En tout cas, en ce qui devrait concerner Frankie, la seule preuve qu’On n’ait jamais pu trouver de sa survenue au monde est une déclaration sur l’honneur, déposée au bureau de l’état-civil de Suresnes, dans le département de la Seine. Encore faut-il remarquer que la veuve Page Amélie – dont le secrétaire suresnois de mairie enregistra les affirmations- se prétend la grand-mère maternelle du futur citoyen et que son témoignage est peut-être partial. En outre, et cela n’arrange pas l’affaire, la dite veuve, qualifiée par le registre d’Amélie Page, se prénommait Eugénie dans la vie de tous les jours, alors qu’elle avait été baptisée (et cette fois indubitablement) Antoinette, jadis, en l’église de Saint-Julien-le-Vendômois (Corrèze).

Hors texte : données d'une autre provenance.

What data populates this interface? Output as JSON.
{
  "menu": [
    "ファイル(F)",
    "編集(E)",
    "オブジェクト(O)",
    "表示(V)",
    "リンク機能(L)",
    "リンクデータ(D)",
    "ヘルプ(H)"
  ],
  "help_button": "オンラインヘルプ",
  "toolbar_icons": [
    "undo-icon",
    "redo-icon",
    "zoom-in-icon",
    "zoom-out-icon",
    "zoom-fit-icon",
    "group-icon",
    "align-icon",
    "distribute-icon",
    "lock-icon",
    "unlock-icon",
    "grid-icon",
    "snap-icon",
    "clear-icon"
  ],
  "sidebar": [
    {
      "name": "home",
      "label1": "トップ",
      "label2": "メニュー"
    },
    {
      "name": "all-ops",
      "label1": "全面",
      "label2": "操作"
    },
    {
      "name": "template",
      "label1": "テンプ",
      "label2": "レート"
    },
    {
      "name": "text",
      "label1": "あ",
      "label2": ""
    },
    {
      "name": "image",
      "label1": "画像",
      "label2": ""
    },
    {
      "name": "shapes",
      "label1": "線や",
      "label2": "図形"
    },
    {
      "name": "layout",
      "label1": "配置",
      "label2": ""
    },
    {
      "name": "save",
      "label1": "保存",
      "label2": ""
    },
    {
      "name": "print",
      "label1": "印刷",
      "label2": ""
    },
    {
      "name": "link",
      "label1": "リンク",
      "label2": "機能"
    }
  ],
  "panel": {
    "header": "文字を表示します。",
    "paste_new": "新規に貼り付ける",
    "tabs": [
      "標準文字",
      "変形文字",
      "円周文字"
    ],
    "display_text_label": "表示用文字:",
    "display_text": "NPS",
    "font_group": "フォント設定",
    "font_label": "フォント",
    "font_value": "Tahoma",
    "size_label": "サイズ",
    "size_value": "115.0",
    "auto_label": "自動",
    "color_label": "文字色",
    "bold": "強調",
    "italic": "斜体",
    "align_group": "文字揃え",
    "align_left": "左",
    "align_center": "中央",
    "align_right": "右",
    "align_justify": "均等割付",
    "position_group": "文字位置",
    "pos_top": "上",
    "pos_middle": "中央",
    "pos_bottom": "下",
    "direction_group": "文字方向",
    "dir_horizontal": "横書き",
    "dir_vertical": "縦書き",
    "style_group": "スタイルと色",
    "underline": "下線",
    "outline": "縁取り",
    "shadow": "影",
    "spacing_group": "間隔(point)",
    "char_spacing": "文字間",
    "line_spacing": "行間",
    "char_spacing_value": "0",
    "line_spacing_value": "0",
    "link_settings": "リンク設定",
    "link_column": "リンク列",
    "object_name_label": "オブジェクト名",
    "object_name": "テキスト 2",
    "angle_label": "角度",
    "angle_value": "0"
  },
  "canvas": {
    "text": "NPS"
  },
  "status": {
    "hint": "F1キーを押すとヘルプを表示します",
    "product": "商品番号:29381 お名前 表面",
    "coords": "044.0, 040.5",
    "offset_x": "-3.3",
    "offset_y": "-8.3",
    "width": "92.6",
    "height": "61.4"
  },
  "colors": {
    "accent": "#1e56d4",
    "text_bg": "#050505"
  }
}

Selon les dires de la grand-mère, l’accouchement présumé donnant naissance à notre Frankie se serait déroulé au domicile du gendre de la veuve Page, un certain Paul Cousty. Il n’est donc pas possible de vérifier l’exactitude du registre en le comparant à la main courante des maternités de Suresnes, Saint-Cloud ou Puteaux. Une enquête plus poussée conduirait à supposer que la parturiente (si parturiente il y eut) a été assistée dans son travail par un homme de l’art.

Frankie tient cette hypothèse pour avérée et va même jusqu’à fournir le nom du praticien. Le docteur Nuridzany semble avoir effectivement exercé à Suresnes à cette date. Hélas! cette piste disparaît très vite, quelques années après 1935. En ces temps bizarres – qui voyaient la police du préfet Chiappe (dont la juridiction englobait la commune de Suresnes) défiler d’un pas cadencé par le même rythme qu’imitaient certains jeunes gens se prétendant anciens combattants – le bon docteur appartenait moins à l’honorable catégorie des “médecins de famille” qu’au sous-groupe suspect des “juifs hongrois immigrés”.

Un afflux de fascisme avait fait la famille Nuridzany fuir Budapest quand les “Croix fléchées” d’un amiral avaient commencé à s’aviser que pour être Hongrois pur goulatch il fallait chromosomer magyar. Ce n’était pas le cas des Nuridzany. Réfugiés à Vienne, ils avaient préféré s’en éloigner quand trop de citoyens de ce centre culturel de l’Europe moyenne avaient applaudi à l’arrivée à la chancellerie de Berlin d’un autre pourfendeur d’impurs. Suresnes les avait alors accueillis. Cinq ou six ans après l’hypothétique naissance, un troisième accès d’épuration ethnique, bien franchouillard celui-là, et Suresnes les dénonçait. Exit le bon docteur et avec lui l’éventualité d’une attestation qui aurait prouvé la véracité des dires de la veuve Page.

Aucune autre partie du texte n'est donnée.